A full complement of interesting visitors met with the Jewish Journal in recent days, starting with the wife of a presidential candidate and continuing with a museum director from Berlin, an Israeli cabinet minister, and the first Arab woman to serve in Israel’s parliament.

Ernestine Bradley, the wife of candidate Bill Bradley, had never met a Jew until she left her native Germany and came to the United States as a 22-year-old Pan Am airline stewardess.

“When I grew up in the Bavarian town of Passau, there were no Jews left,” she recalls.

Passau was the setting for the German film “The Nasty Girl,” based on an actual investigation by a young woman into her town’s behavior during the Nazi period, a probe greeted with horror by her fellow citizens.

Mrs. Bradley, who was 10-years-old when the war ended, was barely aware of the Holocaust until she arrived in the United States in 1957. But now, as professor of German and comparative literature at Montclair State University in New Jersey, the Holocaust, or better German literature on the Holocaust, has become her central intellectual preoccupation.

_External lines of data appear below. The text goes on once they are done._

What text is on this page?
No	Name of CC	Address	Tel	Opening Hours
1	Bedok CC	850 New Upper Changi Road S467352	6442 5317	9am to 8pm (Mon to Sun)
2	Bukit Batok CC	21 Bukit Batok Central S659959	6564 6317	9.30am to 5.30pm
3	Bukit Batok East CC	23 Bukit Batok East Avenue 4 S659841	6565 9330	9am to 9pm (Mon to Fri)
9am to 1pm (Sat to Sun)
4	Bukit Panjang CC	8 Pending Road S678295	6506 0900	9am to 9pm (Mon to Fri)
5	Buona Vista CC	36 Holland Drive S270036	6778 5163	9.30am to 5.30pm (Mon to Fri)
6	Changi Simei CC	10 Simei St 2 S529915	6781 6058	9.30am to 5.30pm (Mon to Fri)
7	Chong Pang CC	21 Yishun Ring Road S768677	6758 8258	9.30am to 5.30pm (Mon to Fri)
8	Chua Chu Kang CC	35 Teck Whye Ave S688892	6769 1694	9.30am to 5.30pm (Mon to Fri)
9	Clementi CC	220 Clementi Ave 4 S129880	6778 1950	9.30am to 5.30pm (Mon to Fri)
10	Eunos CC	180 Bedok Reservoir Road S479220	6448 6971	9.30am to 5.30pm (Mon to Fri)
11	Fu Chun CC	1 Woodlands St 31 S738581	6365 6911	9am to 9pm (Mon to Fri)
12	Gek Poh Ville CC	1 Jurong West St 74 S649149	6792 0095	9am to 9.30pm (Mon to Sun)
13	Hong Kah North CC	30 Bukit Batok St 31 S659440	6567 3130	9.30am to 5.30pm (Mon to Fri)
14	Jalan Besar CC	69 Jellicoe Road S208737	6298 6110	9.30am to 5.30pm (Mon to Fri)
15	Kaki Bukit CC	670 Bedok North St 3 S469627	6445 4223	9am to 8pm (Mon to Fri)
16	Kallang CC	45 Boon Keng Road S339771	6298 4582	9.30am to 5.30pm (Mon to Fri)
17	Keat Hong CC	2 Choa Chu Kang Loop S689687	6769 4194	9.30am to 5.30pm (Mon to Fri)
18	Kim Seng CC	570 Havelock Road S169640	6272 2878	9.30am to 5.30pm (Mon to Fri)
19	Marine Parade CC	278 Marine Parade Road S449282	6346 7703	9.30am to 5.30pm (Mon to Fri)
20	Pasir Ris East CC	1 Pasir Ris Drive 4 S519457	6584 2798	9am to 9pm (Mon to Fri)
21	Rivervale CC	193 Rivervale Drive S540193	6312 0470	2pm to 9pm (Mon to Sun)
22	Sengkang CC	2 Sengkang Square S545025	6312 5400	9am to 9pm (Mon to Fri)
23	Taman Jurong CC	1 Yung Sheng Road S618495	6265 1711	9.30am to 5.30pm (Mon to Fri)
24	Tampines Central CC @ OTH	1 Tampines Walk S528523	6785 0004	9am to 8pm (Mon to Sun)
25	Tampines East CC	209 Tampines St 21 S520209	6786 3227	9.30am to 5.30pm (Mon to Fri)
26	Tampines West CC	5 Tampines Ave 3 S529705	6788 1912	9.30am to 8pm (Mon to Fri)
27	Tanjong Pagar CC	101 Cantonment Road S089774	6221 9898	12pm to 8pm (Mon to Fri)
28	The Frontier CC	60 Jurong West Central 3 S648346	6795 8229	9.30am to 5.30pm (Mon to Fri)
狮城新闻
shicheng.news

In her new book, “The Language of Silence,” published under her professional name, Dr. Ernestine Schlant, she scores German writers, not for ignoring the Holocaust — indeed, the subject continues to obsess the German media — but for their inability to empathize and identify with the Jewish victims.

She has kicked up something of a fuss in Germany by criticizing Guenther Grass (“The Tin Drum”), the country’s foremost novelist and this year’s Nobel Prize winner in literature, “for not being able to imagine intuitively what it meant to be a victim,” she says.

The same criticism applied to most current German writers, she believes, noting “their inability to mourn (for the Jews) and an absence of sadness or abhorrence.”